In a remarkable scene, the Arhuaco elder and Priyadarshi—neither of whom speaks the other’s language—engage in a kind of mind-meld, understanding each other “immediately and instantaneously,” well in advance of their translators. From the perspective of a modern Westerner, this degree of relational attunement seems superhuman—and hard to believe. The book implies, however, that such mastery is a possibility not magically present in a mystical world but tragically missing from a modern one.
After Priyadarshi returns from Colombia, he attends a conference on climate change and ethics at which the Dalai Lama is a participant. Priyadarshi tells the story of the Arhuaco and gives the Dalai Lama a gift from them: a piece of agave fiber adorned with a single knot. That string carries a message—“We are small threads woven together into a vast web”—and could be interpreted as a spell-breaking talisman. Faced with imminent climate catastrophe, Priyadarshi implies, modern people need to snap out of their illusion of separateness from nature and recover the lost understanding of how to be in participatory relationship with it.

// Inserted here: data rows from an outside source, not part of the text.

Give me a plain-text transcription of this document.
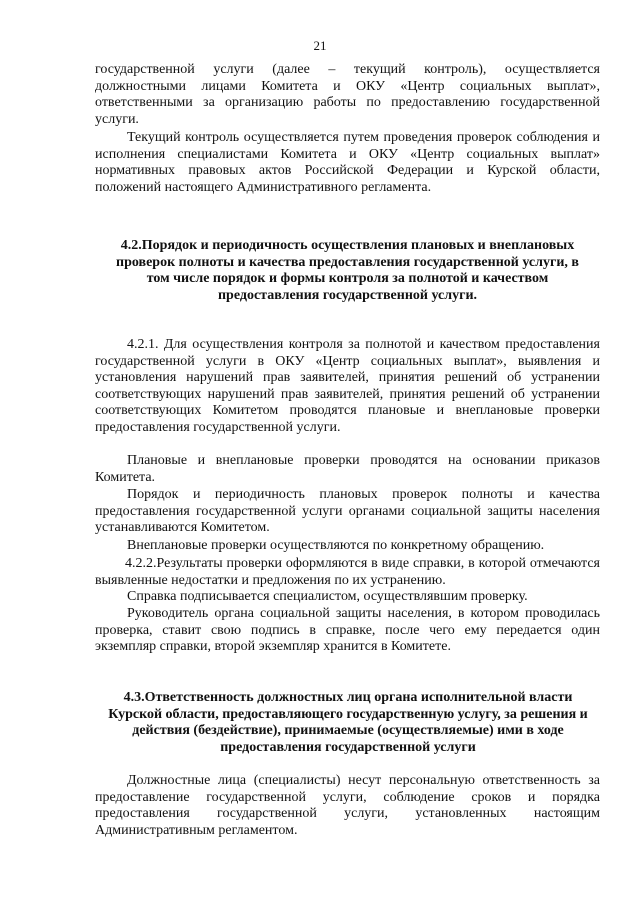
21

государственной услуги (далее – текущий контроль), осуществляется должностными лицами Комитета и ОКУ «Центр социальных выплат», ответственными за организацию работы по предоставлению государственной услуги.

Текущий контроль осуществляется путем проведения проверок соблюдения и исполнения специалистами Комитета и ОКУ «Центр социальных выплат» нормативных правовых актов Российской Федерации и Курской области, положений настоящего Административного регламента.

4.2.Порядок и периодичность осуществления плановых и внеплановых проверок полноты и качества предоставления государственной услуги, в том числе порядок и формы контроля за полнотой и качеством предоставления государственной услуги.

4.2.1. Для осуществления контроля за полнотой и качеством предоставления государственной услуги в ОКУ «Центр социальных выплат», выявления и установления нарушений прав заявителей, принятия решений об устранении соответствующих нарушений прав заявителей, принятия решений об устранении соответствующих Комитетом проводятся плановые и внеплановые проверки предоставления государственной услуги.

Плановые и внеплановые проверки проводятся на основании приказов Комитета.

Порядок и периодичность плановых проверок полноты и качества предоставления государственной услуги органами социальной защиты населения устанавливаются Комитетом.

Внеплановые проверки осуществляются по конкретному обращению.

4.2.2.Результаты проверки оформляются в виде справки, в которой отмечаются выявленные недостатки и предложения по их устранению.

Справка подписывается специалистом, осуществлявшим проверку.

Руководитель органа социальной защиты населения, в котором проводилась проверка, ставит свою подпись в справке, после чего ему передается один экземпляр справки, второй экземпляр хранится в Комитете.

4.3.Ответственность должностных лиц органа исполнительной власти Курской области, предоставляющего государственную услугу, за решения и действия (бездействие), принимаемые (осуществляемые) ими в ходе предоставления государственной услуги

Должностные лица (специалисты) несут персональную ответственность за предоставление государственной услуги, соблюдение сроков и порядка предоставления государственной услуги, установленных настоящим Административным регламентом.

Priyadarshi’s family need not have worried that his life choice would make him socially irrelevant. At this critical historical moment, if humanity is to survive and thrive, people of all cultures across the globe must find ways to recognize their commonality. “The real challenge is not the ever escalating threat of change,” Priyadarshi writes. “Change always looms, if rarely so dramatically as now. The real challenge is to bring this scattered family together to reach across the boundaries of our separate beliefs, with empathy and a shared understanding of ethics, to learn to care for one another.” In other words, Priyadarshi seems to suggest, the most pressing exigency facing humanity today is learning to navigate not change but difference. And the leaders who could best teach us how to do that might not be activists, scientists, or politicians. They just might be mystics.